Monsieur Ka

Written by Vesna Goldsworthy
Review by Douglas Kemp

London in the bitterly cold post-war winter of 1947. Albert & Albertine Whitelaw are a recently married couple. Albert was an officer in the British Army during the War, and Albertine a Jewish woman who had to leave France under the existential Nazi threat. They met in a hospital in Alexandria, Egypt, where Albert was recovering from being wounded and to where Albertine had fled via a peripatetic route to evade the German menace. The story is narrated by Albertine in the first person – with no living relatives, she is trying to adapt to her new life in an austere war-ravaged London. Albert works for the government in post-war diplomatic reconstruction, and Albertine, looking for a role, finds work as a companion to an ageing member of the Russian nobility – Sergei Carr, or Karenin. The name may be familiar to the reader, and indeed, it turns out that Sergei Carr (or Ka) is the son of Anna Karenina, the infamous adulterer of Tolstoy’s novel. Vesna Goldsworthy uses the fictional device of making the Karenina-Vronsky story an actual event, which had been fictionalised by the writer Tolstoy. As Albertine gets to know the eponymous Monsieur Ka, his story as a Russian émigré is revealed and she starts to write down his colourful life history.

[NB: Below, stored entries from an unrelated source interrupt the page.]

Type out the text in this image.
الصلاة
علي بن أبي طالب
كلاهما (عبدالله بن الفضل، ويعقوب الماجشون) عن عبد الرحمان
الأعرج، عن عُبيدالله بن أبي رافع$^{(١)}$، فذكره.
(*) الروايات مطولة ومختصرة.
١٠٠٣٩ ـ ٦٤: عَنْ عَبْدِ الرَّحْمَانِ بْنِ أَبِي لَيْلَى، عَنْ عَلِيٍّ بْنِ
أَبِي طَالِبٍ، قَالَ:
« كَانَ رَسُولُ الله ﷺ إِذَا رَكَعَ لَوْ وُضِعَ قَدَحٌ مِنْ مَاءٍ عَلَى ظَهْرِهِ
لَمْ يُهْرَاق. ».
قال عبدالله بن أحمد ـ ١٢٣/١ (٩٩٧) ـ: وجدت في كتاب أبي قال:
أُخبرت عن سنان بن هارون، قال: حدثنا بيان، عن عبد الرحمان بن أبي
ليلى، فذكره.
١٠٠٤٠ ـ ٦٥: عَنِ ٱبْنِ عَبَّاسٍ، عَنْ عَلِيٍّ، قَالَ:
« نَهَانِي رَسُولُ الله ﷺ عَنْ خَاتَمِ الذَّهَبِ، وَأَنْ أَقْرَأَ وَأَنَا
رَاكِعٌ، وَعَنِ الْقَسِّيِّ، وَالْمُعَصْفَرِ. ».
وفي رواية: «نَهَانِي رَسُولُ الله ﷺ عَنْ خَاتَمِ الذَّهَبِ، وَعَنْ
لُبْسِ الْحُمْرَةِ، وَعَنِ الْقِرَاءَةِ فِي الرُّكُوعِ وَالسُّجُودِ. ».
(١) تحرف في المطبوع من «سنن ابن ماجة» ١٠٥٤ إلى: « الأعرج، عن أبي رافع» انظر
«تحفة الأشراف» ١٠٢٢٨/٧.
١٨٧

The author has a good literary eye for the poetic observation of life and events. Her account of the alienating problems that Albertine suffers following her unexpected survival from the war, and the new life that they both share in Earls Court, is admirable. I felt that Sergei Karenin’s piecemeal account of his varied and privileged life did not work quite as well, and that the voice that the author, via Albertine, tries to capture, was not always fully true. Nevertheless, this is an admirable and fully engaging novel.